In the output, we can see that the ranks are given in the form of row numbers.
Aggregate function
An aggregate function performs calculations on a group of rows to produce a single summary value, such as AVERAGE, SUM, MIN, or MAX. Below is the Sample Dataframe for demonstration:
import pyspark
from pyspark.sql import SparkSession
spark = SparkSession.builder.appName("pyspark_window").getOrCreate()
sampleData = (("Leo", "Sales", 3000),
("Harry", "Sales", 4600),
("Johnson", "Sales", 4100),
("Selena", "Finance", 3000),
("Ariana", "Sales", 3000),
("Tyla", "Management", 3300),
("Jenny", "Finance", 3900),
("Lya", "Marketing", 3000),
("Omar", "Marketing", 2000),
("Olivia", "Sales", 4100)
)
columns = ["Employee_Name", "Department", "Salary"]

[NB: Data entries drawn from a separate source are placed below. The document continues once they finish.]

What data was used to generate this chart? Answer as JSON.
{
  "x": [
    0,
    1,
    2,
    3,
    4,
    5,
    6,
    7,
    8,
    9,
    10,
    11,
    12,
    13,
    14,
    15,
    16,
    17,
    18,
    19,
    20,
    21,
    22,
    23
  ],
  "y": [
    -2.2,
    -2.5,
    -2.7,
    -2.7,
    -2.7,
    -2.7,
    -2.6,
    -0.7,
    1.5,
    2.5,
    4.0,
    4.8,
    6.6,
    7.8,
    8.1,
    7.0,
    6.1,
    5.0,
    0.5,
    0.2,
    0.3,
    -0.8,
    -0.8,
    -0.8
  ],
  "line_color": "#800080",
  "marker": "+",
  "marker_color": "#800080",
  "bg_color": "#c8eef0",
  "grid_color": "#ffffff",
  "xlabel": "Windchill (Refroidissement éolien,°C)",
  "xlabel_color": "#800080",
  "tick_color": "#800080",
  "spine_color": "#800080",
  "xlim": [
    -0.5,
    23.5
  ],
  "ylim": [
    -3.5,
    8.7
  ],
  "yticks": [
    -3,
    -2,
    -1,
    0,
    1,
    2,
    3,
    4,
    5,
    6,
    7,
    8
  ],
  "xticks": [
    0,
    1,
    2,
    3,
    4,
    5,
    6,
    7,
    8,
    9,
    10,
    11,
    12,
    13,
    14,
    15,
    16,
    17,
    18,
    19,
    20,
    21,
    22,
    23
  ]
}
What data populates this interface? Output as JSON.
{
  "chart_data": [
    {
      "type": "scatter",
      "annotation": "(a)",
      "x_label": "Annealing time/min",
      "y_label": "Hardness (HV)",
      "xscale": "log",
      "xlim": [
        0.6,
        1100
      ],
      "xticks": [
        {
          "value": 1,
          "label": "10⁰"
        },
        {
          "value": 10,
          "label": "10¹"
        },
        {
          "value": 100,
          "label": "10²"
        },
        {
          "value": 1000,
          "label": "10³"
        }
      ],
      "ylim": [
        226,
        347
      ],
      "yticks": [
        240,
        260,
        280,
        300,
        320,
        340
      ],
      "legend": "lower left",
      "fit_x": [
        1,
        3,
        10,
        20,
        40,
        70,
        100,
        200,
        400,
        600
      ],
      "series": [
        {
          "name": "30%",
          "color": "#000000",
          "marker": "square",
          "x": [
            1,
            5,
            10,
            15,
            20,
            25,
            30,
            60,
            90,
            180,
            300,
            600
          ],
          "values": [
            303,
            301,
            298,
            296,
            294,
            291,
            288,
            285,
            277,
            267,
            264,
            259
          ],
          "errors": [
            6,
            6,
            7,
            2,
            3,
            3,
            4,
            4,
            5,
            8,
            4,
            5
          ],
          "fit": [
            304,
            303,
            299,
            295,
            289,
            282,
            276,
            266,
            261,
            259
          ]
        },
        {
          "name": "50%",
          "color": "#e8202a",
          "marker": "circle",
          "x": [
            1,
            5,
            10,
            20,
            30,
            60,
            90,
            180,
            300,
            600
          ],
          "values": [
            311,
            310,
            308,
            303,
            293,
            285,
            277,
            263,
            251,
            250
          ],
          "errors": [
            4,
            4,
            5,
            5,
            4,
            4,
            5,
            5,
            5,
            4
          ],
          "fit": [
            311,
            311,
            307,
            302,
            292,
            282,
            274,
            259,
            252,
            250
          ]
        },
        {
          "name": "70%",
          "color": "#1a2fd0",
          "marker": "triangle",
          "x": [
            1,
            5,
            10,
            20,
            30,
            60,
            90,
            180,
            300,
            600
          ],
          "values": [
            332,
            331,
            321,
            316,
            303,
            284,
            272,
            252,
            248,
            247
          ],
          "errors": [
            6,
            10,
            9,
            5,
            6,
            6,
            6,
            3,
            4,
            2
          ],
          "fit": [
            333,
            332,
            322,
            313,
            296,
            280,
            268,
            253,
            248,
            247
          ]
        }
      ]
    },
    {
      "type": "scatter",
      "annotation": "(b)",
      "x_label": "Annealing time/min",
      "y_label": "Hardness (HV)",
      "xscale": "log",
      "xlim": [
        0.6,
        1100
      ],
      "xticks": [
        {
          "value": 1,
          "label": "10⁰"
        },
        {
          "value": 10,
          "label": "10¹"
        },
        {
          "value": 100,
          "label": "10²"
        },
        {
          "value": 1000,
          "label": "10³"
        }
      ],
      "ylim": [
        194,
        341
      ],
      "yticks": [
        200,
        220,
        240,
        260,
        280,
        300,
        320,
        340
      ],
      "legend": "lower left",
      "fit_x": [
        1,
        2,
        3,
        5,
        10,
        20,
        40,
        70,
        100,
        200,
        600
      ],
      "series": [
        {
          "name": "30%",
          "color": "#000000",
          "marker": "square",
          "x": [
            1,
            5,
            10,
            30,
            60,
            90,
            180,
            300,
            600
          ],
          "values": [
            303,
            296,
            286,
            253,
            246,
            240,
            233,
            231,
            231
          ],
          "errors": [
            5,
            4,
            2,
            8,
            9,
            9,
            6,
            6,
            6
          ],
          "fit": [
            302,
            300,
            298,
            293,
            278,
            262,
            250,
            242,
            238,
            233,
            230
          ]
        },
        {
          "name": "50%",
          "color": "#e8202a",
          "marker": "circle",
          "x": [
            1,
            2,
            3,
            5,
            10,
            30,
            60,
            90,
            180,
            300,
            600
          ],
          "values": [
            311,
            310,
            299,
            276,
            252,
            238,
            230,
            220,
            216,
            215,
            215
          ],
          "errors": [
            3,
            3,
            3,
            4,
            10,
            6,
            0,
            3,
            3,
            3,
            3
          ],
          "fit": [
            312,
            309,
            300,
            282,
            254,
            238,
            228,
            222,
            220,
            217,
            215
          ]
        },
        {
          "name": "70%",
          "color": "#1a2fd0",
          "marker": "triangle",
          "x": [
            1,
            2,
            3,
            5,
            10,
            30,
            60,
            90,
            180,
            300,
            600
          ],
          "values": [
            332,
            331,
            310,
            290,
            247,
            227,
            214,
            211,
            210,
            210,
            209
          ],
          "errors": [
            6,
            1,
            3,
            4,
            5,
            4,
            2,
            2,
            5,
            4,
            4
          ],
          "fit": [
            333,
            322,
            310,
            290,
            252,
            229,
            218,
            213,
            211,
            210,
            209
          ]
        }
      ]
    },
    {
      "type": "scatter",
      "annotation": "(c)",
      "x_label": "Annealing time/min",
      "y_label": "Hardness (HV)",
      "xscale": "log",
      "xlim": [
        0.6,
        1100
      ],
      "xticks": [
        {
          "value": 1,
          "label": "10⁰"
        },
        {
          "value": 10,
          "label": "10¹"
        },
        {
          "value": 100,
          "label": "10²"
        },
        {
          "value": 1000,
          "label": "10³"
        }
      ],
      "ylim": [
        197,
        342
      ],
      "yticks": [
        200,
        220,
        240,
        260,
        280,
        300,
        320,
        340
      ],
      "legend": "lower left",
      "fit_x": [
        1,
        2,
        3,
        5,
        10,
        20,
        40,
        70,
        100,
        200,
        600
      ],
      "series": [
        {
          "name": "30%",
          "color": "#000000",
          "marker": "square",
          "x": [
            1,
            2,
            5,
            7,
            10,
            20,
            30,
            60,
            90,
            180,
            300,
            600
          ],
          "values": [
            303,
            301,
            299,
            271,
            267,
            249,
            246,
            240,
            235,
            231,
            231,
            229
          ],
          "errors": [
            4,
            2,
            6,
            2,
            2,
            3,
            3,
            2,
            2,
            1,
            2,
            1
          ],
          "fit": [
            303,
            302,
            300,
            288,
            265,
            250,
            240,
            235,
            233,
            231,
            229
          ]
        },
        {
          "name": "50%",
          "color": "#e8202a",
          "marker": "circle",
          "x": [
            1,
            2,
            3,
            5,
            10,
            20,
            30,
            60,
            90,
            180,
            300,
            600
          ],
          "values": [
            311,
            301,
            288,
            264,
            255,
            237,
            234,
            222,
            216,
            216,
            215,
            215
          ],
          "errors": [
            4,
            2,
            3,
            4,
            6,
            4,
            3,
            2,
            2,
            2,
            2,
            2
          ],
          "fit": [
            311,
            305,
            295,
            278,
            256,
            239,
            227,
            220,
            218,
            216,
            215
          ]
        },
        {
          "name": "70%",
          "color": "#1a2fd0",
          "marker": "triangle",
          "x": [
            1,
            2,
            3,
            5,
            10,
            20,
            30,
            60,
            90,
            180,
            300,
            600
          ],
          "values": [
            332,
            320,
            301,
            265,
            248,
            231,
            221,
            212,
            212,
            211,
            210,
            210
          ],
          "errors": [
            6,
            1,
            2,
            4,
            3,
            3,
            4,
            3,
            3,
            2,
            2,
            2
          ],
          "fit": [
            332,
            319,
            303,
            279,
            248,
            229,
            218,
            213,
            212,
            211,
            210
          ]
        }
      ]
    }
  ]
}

df3 = spark.createDataFrame(data=sampleData, schema=columns)
df3.printSchema()
df3.show()
Output

Below code computes window aggregates (avg, sum, min, max) of Salary per Department using a partitioned window and adds the results as new columns:
from pyspark.sql.window import Window
from pyspark.sql.functions import col,avg,sum,min,max,row_number
windowPartitionAgg = Window.partitionBy("Department")
df3.withColumn("Avg", avg(col("Salary")).over(windowPartitionAgg))
.withColumn("Sum", sum(col("Salary")).over(windowPartitionAgg))
.withColumn("Min", min(col("Salary")).over(windowPartitionAgg))
.withColumn("Max", max(col("Salary")).over(windowPartitionAgg)).show()
Output

In the output, four new columns Average, Sum, Minimum, and Maximum of Salary are added to 'df3', showing the aggregate values for each row.